Alrededor de cuatro de cada diez hogares están encabezados por mujeres, una proporción que aumenta en los sectores de menores ingresos. Estas jefas de hogar enfrentan una doble carga: sostener económicamente a sus familias en condiciones laborales más precarias y asumir casi en soledad las tareas de cuidado. El resultado es lo que se llama la "feminización de la pobreza": las mujeres están sobrerrepresentadas en los deciles más bajos de ingresos y enfrentan mayores dificultades para salir de situaciones de vulnerabilidad.
En este escenario, la formación de mujeres en oficios históricamente masculinos no es solo capacitación: es una forma de abrir caminos. La fundación trabaja en articulación con empresas y el sector privado porque, como señala Carballo, "el Estado no llega a todos lados. Necesitamos alianzas y miradas inclusivas". Las oportunidades, insiste, cambian la dirección de una vida. "No es caridad, es una mirada responsable, igualitaria y equitativa".
Notable Quotes
Todo lo que una mujer se proponga lo puede hacer. No necesitamos solo fuerza, necesitamos maña y conocimientos— Verónica Virgallito
Hay una necesidad de trabajo digno, con ingresos que alcancen y derechos que permitan pensar en un futuro.
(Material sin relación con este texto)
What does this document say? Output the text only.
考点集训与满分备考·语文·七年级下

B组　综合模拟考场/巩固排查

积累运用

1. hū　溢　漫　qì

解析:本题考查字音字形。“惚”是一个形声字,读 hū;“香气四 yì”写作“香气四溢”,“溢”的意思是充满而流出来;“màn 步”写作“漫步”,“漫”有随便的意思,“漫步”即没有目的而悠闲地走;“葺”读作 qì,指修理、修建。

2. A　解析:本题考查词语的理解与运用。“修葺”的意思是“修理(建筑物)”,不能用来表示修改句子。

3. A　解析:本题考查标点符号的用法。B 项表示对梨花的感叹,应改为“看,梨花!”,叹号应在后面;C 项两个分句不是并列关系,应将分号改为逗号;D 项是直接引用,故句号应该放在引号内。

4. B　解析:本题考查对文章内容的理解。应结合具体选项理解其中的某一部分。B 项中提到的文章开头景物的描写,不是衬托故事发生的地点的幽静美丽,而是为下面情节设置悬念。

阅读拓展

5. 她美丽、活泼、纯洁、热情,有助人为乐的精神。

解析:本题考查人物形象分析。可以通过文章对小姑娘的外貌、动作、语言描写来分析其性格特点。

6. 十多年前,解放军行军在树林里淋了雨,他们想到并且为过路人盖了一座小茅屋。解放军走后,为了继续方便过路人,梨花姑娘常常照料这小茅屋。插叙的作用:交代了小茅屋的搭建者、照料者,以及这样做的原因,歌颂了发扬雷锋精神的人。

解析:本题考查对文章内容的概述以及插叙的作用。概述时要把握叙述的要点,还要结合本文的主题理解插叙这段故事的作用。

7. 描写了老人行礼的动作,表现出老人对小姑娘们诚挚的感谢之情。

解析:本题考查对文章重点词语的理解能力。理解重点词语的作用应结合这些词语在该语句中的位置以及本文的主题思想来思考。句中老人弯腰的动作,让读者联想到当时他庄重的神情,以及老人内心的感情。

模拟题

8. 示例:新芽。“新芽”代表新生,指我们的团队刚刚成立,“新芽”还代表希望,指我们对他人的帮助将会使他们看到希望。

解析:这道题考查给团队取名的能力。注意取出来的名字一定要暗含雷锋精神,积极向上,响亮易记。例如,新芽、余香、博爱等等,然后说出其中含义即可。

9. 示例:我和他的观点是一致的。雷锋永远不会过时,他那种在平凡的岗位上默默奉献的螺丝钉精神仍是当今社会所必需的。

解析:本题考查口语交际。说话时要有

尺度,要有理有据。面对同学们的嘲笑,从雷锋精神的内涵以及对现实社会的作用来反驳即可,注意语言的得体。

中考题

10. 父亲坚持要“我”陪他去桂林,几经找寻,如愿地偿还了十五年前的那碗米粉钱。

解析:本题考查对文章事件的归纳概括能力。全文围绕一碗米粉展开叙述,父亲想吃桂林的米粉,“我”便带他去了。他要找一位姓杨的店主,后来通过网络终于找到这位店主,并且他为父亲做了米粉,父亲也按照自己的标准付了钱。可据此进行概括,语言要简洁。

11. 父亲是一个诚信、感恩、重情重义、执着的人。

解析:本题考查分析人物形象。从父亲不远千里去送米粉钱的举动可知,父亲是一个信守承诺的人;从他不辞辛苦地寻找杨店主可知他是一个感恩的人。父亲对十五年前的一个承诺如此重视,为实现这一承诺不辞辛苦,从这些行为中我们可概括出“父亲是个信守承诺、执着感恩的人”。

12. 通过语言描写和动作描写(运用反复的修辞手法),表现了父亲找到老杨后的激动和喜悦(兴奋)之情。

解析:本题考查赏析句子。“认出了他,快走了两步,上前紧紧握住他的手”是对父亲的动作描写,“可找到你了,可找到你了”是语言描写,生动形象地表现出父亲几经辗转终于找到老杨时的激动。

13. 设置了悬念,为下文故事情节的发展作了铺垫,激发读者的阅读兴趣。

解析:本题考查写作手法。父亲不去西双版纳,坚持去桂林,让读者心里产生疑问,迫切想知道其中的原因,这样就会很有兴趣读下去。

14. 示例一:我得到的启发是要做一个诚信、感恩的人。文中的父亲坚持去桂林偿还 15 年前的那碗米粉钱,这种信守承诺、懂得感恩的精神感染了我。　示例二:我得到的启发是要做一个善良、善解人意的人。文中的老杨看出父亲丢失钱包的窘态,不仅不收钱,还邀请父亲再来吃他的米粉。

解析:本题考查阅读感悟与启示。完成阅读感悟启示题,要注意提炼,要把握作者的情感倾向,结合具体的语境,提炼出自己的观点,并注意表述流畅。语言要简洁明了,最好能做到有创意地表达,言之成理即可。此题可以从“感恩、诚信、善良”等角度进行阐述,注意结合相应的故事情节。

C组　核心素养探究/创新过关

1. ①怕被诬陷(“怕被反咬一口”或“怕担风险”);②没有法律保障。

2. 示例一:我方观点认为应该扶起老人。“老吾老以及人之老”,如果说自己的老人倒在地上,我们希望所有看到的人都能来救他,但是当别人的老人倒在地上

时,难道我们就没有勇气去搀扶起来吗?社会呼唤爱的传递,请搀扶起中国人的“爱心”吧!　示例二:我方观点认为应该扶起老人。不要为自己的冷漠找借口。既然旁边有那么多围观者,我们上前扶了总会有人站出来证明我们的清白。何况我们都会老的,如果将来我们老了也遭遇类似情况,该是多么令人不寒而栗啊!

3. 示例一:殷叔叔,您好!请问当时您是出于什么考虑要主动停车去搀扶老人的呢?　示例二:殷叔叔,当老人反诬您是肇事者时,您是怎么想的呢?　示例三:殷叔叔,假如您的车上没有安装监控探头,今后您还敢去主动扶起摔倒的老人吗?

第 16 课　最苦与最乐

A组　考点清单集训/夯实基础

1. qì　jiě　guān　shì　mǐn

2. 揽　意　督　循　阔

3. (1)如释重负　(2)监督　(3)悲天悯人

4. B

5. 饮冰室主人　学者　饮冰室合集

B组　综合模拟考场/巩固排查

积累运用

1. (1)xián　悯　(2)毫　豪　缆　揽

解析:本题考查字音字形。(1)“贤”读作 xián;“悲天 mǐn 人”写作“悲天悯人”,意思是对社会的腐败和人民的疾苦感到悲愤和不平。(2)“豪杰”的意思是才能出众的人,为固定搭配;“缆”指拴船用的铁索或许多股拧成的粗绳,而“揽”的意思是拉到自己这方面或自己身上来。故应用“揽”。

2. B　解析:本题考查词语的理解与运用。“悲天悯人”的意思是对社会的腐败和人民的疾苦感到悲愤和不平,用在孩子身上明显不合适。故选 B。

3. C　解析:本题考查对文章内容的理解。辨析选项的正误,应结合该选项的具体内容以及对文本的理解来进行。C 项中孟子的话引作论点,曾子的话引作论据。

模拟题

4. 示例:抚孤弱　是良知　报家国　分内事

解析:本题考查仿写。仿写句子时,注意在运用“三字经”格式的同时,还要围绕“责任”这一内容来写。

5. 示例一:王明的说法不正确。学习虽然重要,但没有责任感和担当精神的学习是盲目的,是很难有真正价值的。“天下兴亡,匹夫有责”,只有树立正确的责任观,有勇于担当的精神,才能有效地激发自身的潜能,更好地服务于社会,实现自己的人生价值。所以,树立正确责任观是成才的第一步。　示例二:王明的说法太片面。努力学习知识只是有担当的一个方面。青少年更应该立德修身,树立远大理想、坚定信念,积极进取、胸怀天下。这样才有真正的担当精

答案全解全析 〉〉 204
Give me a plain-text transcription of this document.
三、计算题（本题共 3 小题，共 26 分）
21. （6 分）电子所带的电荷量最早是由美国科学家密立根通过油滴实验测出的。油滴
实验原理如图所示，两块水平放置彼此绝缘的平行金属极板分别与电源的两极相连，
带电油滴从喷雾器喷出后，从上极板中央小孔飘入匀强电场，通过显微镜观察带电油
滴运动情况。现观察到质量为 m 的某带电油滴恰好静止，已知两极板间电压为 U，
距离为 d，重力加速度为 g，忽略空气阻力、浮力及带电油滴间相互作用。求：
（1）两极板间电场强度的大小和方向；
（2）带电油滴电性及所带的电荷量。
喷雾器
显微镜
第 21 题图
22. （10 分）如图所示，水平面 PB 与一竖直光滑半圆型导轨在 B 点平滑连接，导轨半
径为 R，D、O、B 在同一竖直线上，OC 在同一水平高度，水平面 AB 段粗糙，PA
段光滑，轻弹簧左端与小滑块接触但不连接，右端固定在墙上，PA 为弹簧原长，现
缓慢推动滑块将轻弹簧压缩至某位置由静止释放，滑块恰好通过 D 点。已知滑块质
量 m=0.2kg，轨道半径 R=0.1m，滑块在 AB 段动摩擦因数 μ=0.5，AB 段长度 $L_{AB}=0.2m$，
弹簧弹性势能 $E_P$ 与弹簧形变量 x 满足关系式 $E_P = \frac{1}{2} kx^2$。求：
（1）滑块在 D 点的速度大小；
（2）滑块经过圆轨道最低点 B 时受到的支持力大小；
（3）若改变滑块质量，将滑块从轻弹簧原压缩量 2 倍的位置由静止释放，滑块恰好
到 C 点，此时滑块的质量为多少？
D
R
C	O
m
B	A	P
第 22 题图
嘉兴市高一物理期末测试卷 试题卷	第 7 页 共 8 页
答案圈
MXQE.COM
La gente quiere trabajar, no es un problema de voluntad sino de oportunidad— Alexandra Carballo, directora de la Fundación Cultura de Trabajo
The Hearth Conversation Another angle on the story
¿Por qué plomería específicamente? ¿Qué tiene este oficio que lo hace diferente?
Porque el agua es vida, como dice Maribel. Pero también porque las herramientas son más baratas que en otros oficios, más fáciles de conseguir. Para una mujer que empieza sin capital, eso importa.
¿Y qué cambia realmente cuando una mujer aprende un oficio que siempre fue masculino?
Cambia la idea que tiene de sí misma. No es solo técnica. Es recuperar la sensación de que puede, de que tiene opciones. Cuando tienes ingresos propios, puedes elegir. Eso es libertad.
Pero las cifras muestran que las mujeres ganan 25 a 30% menos. ¿Cómo un curso de plomería resuelve eso?
No lo resuelve solo. Pero abre una puerta. En sectores como el doméstico o el comercio, la informalidad es del 37 a 40%. La plomería es un oficio donde puedes trabajar por cuenta propia, donde el conocimiento tiene valor directo.
¿Y el sueño de Maribel de formar una cooperativa? ¿Es realista?
Es más realista que trabajar sola en precariedad. Cuando varias mujeres se unen, tienen poder de negociación, pueden acceder a trabajos más grandes, más estables. Es un cambio de escala.
¿Qué pasa después del curso? ¿Hay garantía de trabajo?
No hay garantía. Por eso la fundación trabaja con empresas y el sector privado. Porque el Estado no llega a todos lados. Necesitan alianzas. Pero lo importante es que estas mujeres ya no dependen de una sola oportunidad: tienen una herramienta que vale en el mercado.